The Circle Theater is jammed to the aisles for the last day of "Casablanca" and "To Have and Have Not." Lauren BaCall tilts her head, looks Humphrey Bogart in the eye, and says, "You know how to whistle, don't you, Steve?" Suddenly, over your left shoulder comes a voice: "Listen to this -- the next line is really terrific!" sThe spell is broken.
Time was when any theater-goer who talked during a movie would be shushed promptly by those who sat around him. Now they are too busy talking themselves to notice.
And what ever happened to that usher who always seemed to be at your elbow the moment you set your friends howling with a witty remark or draped your legs over the empty seat in front of you? He zapped you with a flashlight beam, and you got the message. Under the tutelage of such flashlight-toting ushers, a generation learned its movie manners.
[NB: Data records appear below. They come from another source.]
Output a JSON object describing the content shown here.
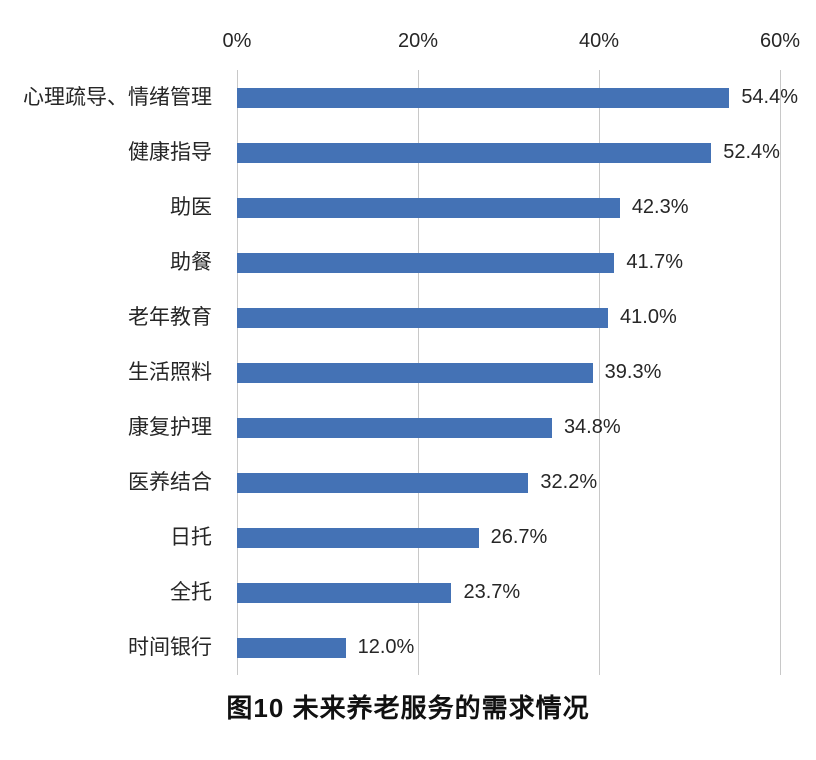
{
  "chart_data": {
    "type": "bar",
    "orientation": "horizontal",
    "title": "图10 未来养老服务的需求情况",
    "categories": [
      "心理疏导、情绪管理",
      "健康指导",
      "助医",
      "助餐",
      "老年教育",
      "生活照料",
      "康复护理",
      "医养结合",
      "日托",
      "全托",
      "时间银行"
    ],
    "values": [
      54.4,
      52.4,
      42.3,
      41.7,
      41.0,
      39.3,
      34.8,
      32.2,
      26.7,
      23.7,
      12.0
    ],
    "value_labels": [
      "54.4%",
      "52.4%",
      "42.3%",
      "41.7%",
      "41.0%",
      "39.3%",
      "34.8%",
      "32.2%",
      "26.7%",
      "23.7%",
      "12.0%"
    ],
    "x_ticks": [
      {
        "value": 0,
        "label": "0%"
      },
      {
        "value": 20,
        "label": "20%"
      },
      {
        "value": 40,
        "label": "40%"
      },
      {
        "value": 60,
        "label": "60%"
      }
    ],
    "xlim": [
      0,
      60
    ],
    "axis_position": "top",
    "grid": "vertical",
    "legend": "none",
    "bar_color": "#4472B5",
    "gridline_color": "#C8C8C8",
    "label_color": "#262626",
    "title_color": "#111111",
    "background_color": "#FFFFFF"
  }
}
As you grew up, you found there was a reason for the rules. Once the lights dimmed and the chatter subsided, you were transported to a world as close to dreaming as you could get without shutting your eyes. The rest of the audience disappeared in the darkness, and you were swept into the movie.
You were alone on the moors with "The Hound of the Baskervilles"; you paled with Melanie as she lay dying in "Gone With the Wind"; you thundered across the plains to "Fort Apache" as if your scalp depended on it; your body ached for Paul Newman in "cat on a Hot Tin Roof." Every experience was yours personally. Only the audience's collective gasps, screams and laughter yanked you out of the action and back into your seat.
Nowadays, you're lucky if yo can follow the plot for all the distractions.
Halfway through "Ordinary People" at the Janus 3, the audience has quieted down to intermittent sniffling, but the ushers are hanging around blathering outside the doors. So much for the old-fashioned keepers of the peace and quiet.
We have forgotten our movie manners. The Me Generation has had something to do with it; and certainly television has inspired some bad habits. Interruptions are endemic to TV viewing: Shows require minimal attention and play to family wisecracks and editorializing, with frequent pauses for Robert Young pushing Sanka and Karl Malden trumpeting American Express.
A trip to the movies is no longer a visit to fantasy land -- it's more like watching TV in an airport lounge.
"The Harder They Come" is making a rare daytime appearance at the Biograph. A middle-aged couple who once visited Jamaica is sitting behind you: "Oh, look! Isn't that the hotel we stayed at?" "What was the name of that restaurant with the great seafood?" "I just love those native singers!" On your right, a young man is explaining to his companion the intracacies of the recording business. When Jimmy Cliff is offered $25 for the rights to his hit record, the young expert volunteers that "Usually, musicians get a percentage deal. $25 is way too low." The trio to your left is talking and laughing even when the movie is anything but funny, and the woman in front of you keeps asking, "What'd he say?" Each time she asks the question, she misses another line.
Some people try to keep their conversations private by whispering. It never works. "Wooshawooshawoosh" competes with the dialogue, and every so often something on the order of "Doesn't that guy in the green look like Fred?" bursts through.
"Raging Bull" is playing at the Old Town, and down the aisle come young marrieds with three kids and a grocery bag full of homemade popcorn. You know you're in for two hours of crinkling and rustling, potty runs and delicate explanations during the movie's blizzard of obscenities.
Then there are the people who wander in late -- a subject unto itself -- and loudly announce to their companions that they can't see a thing. They let their eyes adjust to the darkness and argue about where to sit, all the while standing halfway down the aisle between you and the screen. They generally have to stop again to get their bearings if, say, the elevator door opens in "Dressed to Kill" just as they are climbing over you to get to a seat at the other end of the row.
When the distractions become too much to bear, you can try to fill in for the usher of old, but you'll be at a disadvantage without his uniform, his flashlight and his ability to tower over offenders.
Although Alec Guinness is having a fine romp with the "Lavender Hill Mob" at the Capitol Hill Cinema, the fellow behind you is tired of trying to fathom the cockney accents. "Come on, baby. Let's go to my place," he says to his date. She's not interested, but he keeps it up. Finally, you turn and give them a meaningful glare. The patter continues: the only soundtrack you can hear is, "Let's blow this place, sugar," When at last you venture a discreet "shhhhhhhh," you find yourself at war: "Did you hear that? This a--h-- told me to shhhhhhhh! Whadda you mean telling me shhhhhhhhh? I paid my money same as you. Nobody's gonna tell me what to do. F---- you!"
To be sure, audience participation has its place, notably at kiddie matinees and midnight cult films, such as the "Rocky Horror Picture Show," or "Dawn of the Dead." But going to the movies isn't what it used to be, and viewers may stop going altogether if it gets much worse. High decibels, rather than high prices, may finally drive us out of the theaters and into the waiting arms of the home videocassette salesmen. And it all started with the fall of the house of usher.